Setting Up in VTS Editor
- Learner input: form (text or numeric)
- Output: message/voice, character emotions/animations
- Logic: conditions, switches, sequences
- Scoring: score, score check, progress tracking, badge
- Help and navigation: resources, clickable areas, decor interactions
- Local traceability: summary of key steps, no sensitive data stored
Need a hand getting started? Check out our training and support offers.
Managing Wait Time and Costs
- Shorten prompts, limit “max tokens,” and ask for brief responses
- Reuse context using custom memory (shared identifier) instead of resending everything
- Enable “wait for result” only if the follow-up depends on the response; otherwise, let the answer arrive in the background
Service Continuity and Fallback Messages
A timeout or unavailability should not block learners.
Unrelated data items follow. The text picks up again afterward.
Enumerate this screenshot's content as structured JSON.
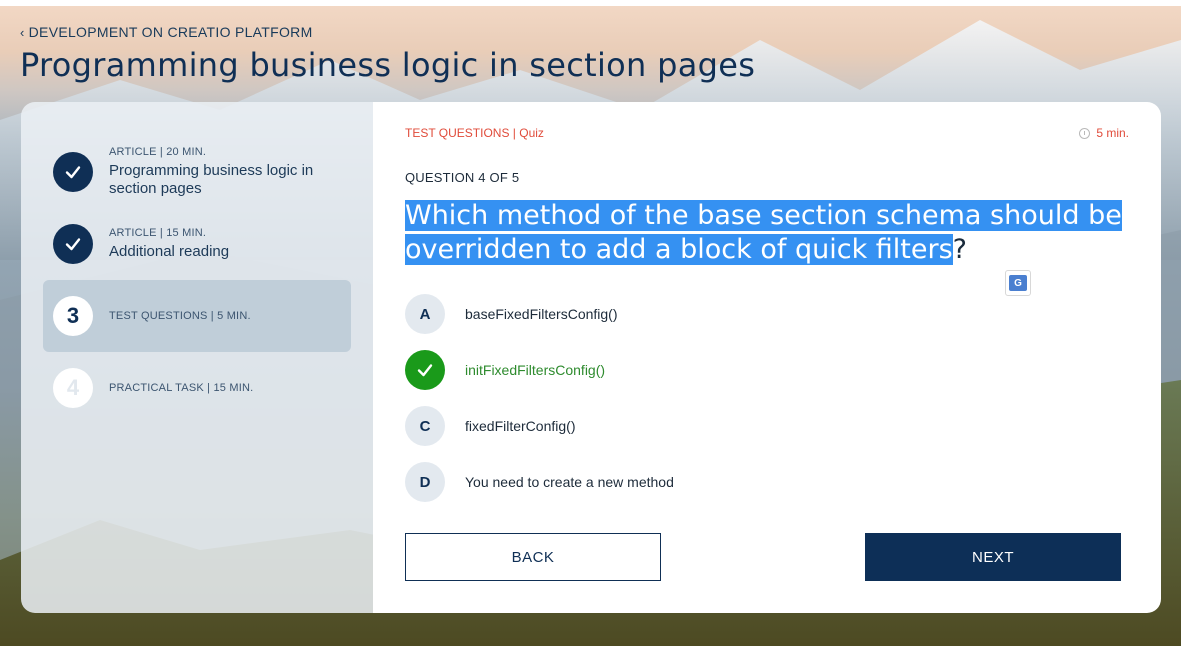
{
  "header": {
    "breadcrumb": "DEVELOPMENT ON CREATIO PLATFORM",
    "title": "Programming business logic in section pages"
  },
  "sidebar": {
    "steps": [
      {
        "meta": "ARTICLE | 20 MIN.",
        "title": "Programming business logic in section pages",
        "status": "done"
      },
      {
        "meta": "ARTICLE | 15 MIN.",
        "title": "Additional reading",
        "status": "done"
      },
      {
        "number": "3",
        "meta": "TEST QUESTIONS | 5 MIN.",
        "status": "current"
      },
      {
        "number": "4",
        "meta": "PRACTICAL TASK | 15 MIN.",
        "status": "pending"
      }
    ]
  },
  "quiz": {
    "label": "TEST QUESTIONS | Quiz",
    "timer": "5 min.",
    "question_count": "QUESTION 4 OF 5",
    "question_selected": "Which method of the base section schema should be overridden to add a block of quick filters",
    "question_rest": "?",
    "answers": [
      {
        "letter": "A",
        "text": "baseFixedFiltersConfig()",
        "correct": false
      },
      {
        "letter": "",
        "text": "initFixedFiltersConfig()",
        "correct": true
      },
      {
        "letter": "C",
        "text": "fixedFilterConfig()",
        "correct": false
      },
      {
        "letter": "D",
        "text": "You need to create a new method",
        "correct": false
      }
    ],
    "back_label": "BACK",
    "next_label": "NEXT"
  },
  "icons": {
    "breadcrumb": "chevron-left-icon",
    "timer": "clock-icon",
    "done": "check-icon",
    "translate": "translate-icon"
  },
  "colors": {
    "primary": "#0f2f55",
    "accent_red": "#e04b3a",
    "correct_green": "#1a9a1a",
    "selection": "#3591f2"
  }
}
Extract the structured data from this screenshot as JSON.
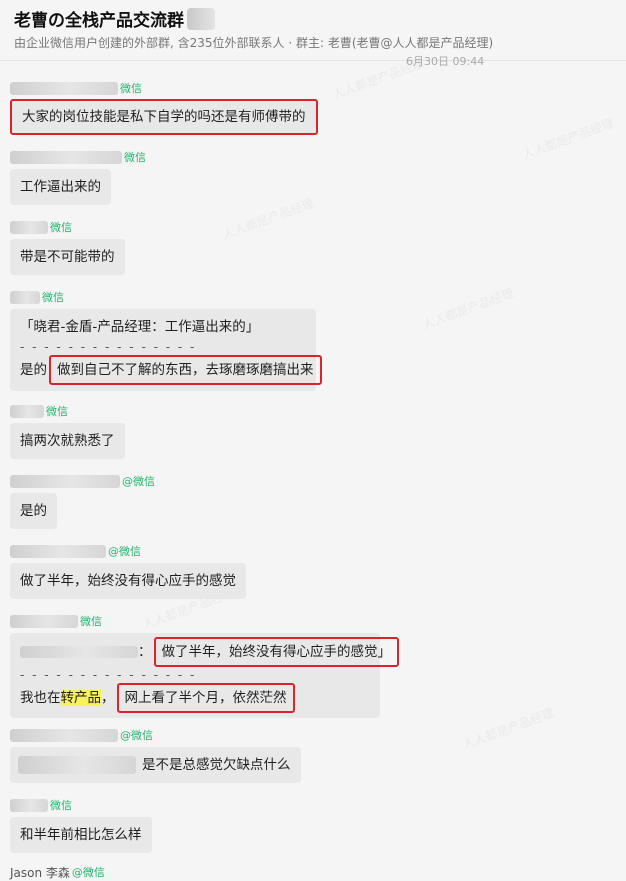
{
  "header": {
    "title": "老曹の全栈产品交流群",
    "subtitle": "由企业微信用户创建的外部群, 含235位外部联系人 · 群主: 老曹(老曹@人人都是产品经理)",
    "time_fragment": "6月30日 09:44"
  },
  "messages": [
    {
      "tag": "微信",
      "text": "大家的岗位技能是私下自学的吗还是有师傅带的"
    },
    {
      "tag": "微信",
      "text": "工作逼出来的"
    },
    {
      "tag": "微信",
      "text": "带是不可能带的"
    },
    {
      "tag": "微信",
      "quote": "「晓君-金盾-产品经理：工作逼出来的」",
      "divider": "- - - - - - - - - - - - - - -",
      "reply_prefix": "是的",
      "reply_boxed": "做到自己不了解的东西，去琢磨琢磨搞出来"
    },
    {
      "tag": "微信",
      "text": "搞两次就熟悉了"
    },
    {
      "tag": "@微信",
      "text": "是的"
    },
    {
      "tag": "@微信",
      "text": "做了半年，始终没有得心应手的感觉"
    },
    {
      "tag": "微信",
      "quote_sep": "：",
      "quote_boxed": "做了半年，始终没有得心应手的感觉」",
      "divider": "- - - - - - - - - - - - - - -",
      "reply_prefix": "我也在",
      "reply_highlight": "转产品",
      "reply_comma": "，",
      "reply_boxed": "网上看了半个月，依然茫然"
    },
    {
      "tag": "@微信",
      "text": "是不是总感觉欠缺点什么"
    },
    {
      "tag": "微信",
      "text": "和半年前相比怎么样"
    },
    {
      "sender_visible": "Jason 李森",
      "tag": "@微信"
    }
  ]
}
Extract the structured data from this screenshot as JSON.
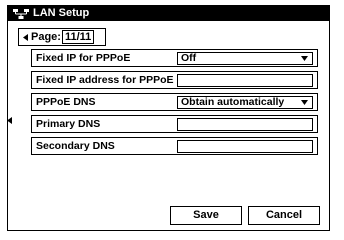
{
  "window": {
    "title": "LAN Setup",
    "title_icon": "network-icon"
  },
  "page_nav": {
    "label": "Page:",
    "value": "11/11"
  },
  "settings": {
    "fixed_ip_pppoe": {
      "label": "Fixed IP for PPPoE",
      "value": "Off"
    },
    "fixed_ip_address_pppoe": {
      "label": "Fixed IP address for PPPoE",
      "value": ""
    },
    "pppoe_dns": {
      "label": "PPPoE DNS",
      "value": "Obtain automatically"
    },
    "primary_dns": {
      "label": "Primary DNS",
      "value": ""
    },
    "secondary_dns": {
      "label": "Secondary DNS",
      "value": ""
    }
  },
  "buttons": {
    "save": "Save",
    "cancel": "Cancel"
  }
}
Use the second output to show a clear message, open a backup resource, offer a fixed hint, or restart the request with a limited attempt count.
Compliance, Security, and Framework
- Minimize data: no unnecessary personal information in prompts
- Inform learners of AI assistant usage
- Centralize and protect API keys
- Log only what’s strictly necessary, for a short period
Measuring Impact and Scaling Up
With SCORM exports and/or VTS Perform, collect the metrics that matter: help usage, resolution time, number of hints, skill-based scoring, completion and success rates, satisfaction feedback. Test your prompts (level of detail, tone), compare paths (remediation vs. standard), and iterate. For an overview of opportunities and limitations, also read Stanford HAI – How AI could transform education.
Want to see real-world impact? Request a VTS Editor demo.
1-Hour Action Plan
- Create a scene with a form (question) → AI block (text or JSON) → message
- Set a timeout and a fallback route via the second output
- Switch to JSON with a switch block for two to three paths (remediation, deep dive, success)
- Track score/progress and export via SCORM or deploy through VTS Perform
FAQ – VTS Editor AI Block
Does AI replace human evaluation?
No. It accelerates, structures, and personalizes feedback. Final validation remains educational and managerial.
What if the response is off-topic?
Frame the format (JSON), provide a sample good output, limit length, and plan a fallback (second output).
Can I use a different provider than those mentioned?
Yes. The block is based on an API call; choose the appropriate model and follow authentication and format requirements.
Is it compatible with an LMS?
Yes, via SCORM export. VTS Perform additionally provides detailed skill tracking and useful analytics for training managers.